The last couple of days I have reflected on two measures that I think could be useful if we need governance indicators in the post 2015 development discourse. These were measures of road deaths and peace / conflict. The idea behind both is simply that governance is about governments exercising authority on behalf of citizens to further the interests of citizens.
There are many ways in which citizens give governments authority to manage things like roads, vehicle registration, military and policing affairs, diplomacy, and a range of other factors that influence road deaths and peace/conflict. Improvements in these metrics undoubtedly reflects some improvement in governance. And these improved measures also reflect real improvements in the well being of people in developing countries.
This is the kind of measure that matters. It's not a measure of process or of some normative characteristic of good governance. Rather it captures the results of governments exercising authority in better ways.
A third indicator in this spirit captures hunger or food security. Governments influence key factors that determine levels of hunger and food security (like affordability and availability and quality and safety of food...see http://foodsecurityindex.eiu.com/).

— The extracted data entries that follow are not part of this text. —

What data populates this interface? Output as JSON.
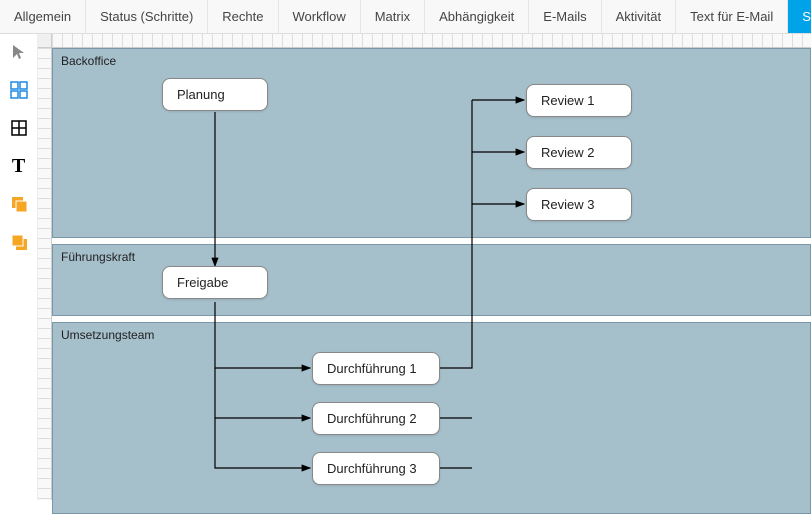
{
  "tabs": [
    {
      "label": "Allgemein"
    },
    {
      "label": "Status (Schritte)"
    },
    {
      "label": "Rechte"
    },
    {
      "label": "Workflow"
    },
    {
      "label": "Matrix"
    },
    {
      "label": "Abhängigkeit"
    },
    {
      "label": "E-Mails"
    },
    {
      "label": "Aktivität"
    },
    {
      "label": "Text für E-Mail"
    },
    {
      "label": "Status Workflow",
      "active": true
    }
  ],
  "tools": {
    "pointer": "pointer-icon",
    "grid4": "grid4-icon",
    "grid1": "grid1-icon",
    "text": "text-icon",
    "shape1": "shape-front-icon",
    "shape2": "shape-back-icon"
  },
  "lanes": {
    "backoffice": {
      "label": "Backoffice"
    },
    "fuehrungskraft": {
      "label": "Führungskraft"
    },
    "umsetzungsteam": {
      "label": "Umsetzungsteam"
    }
  },
  "nodes": {
    "planung": {
      "label": "Planung"
    },
    "freigabe": {
      "label": "Freigabe"
    },
    "durch1": {
      "label": "Durchführung 1"
    },
    "durch2": {
      "label": "Durchführung 2"
    },
    "durch3": {
      "label": "Durchführung 3"
    },
    "review1": {
      "label": "Review 1"
    },
    "review2": {
      "label": "Review 2"
    },
    "review3": {
      "label": "Review 3"
    }
  }
}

There are a variety of measures in this area, including the Global Food Security index and the Global Hunger Index (shown below). It is amazing to think that a range of the countries that do really badly on this index (and on the peace and road safety measures I showed the last few days) actually do well on so-called governance indicators and measures of things like transparency and public financial management. They have the right form but lack the necessary functionality to actually govern. A hunger index would show this and would not let countries get away with reforms that only made their governance look better.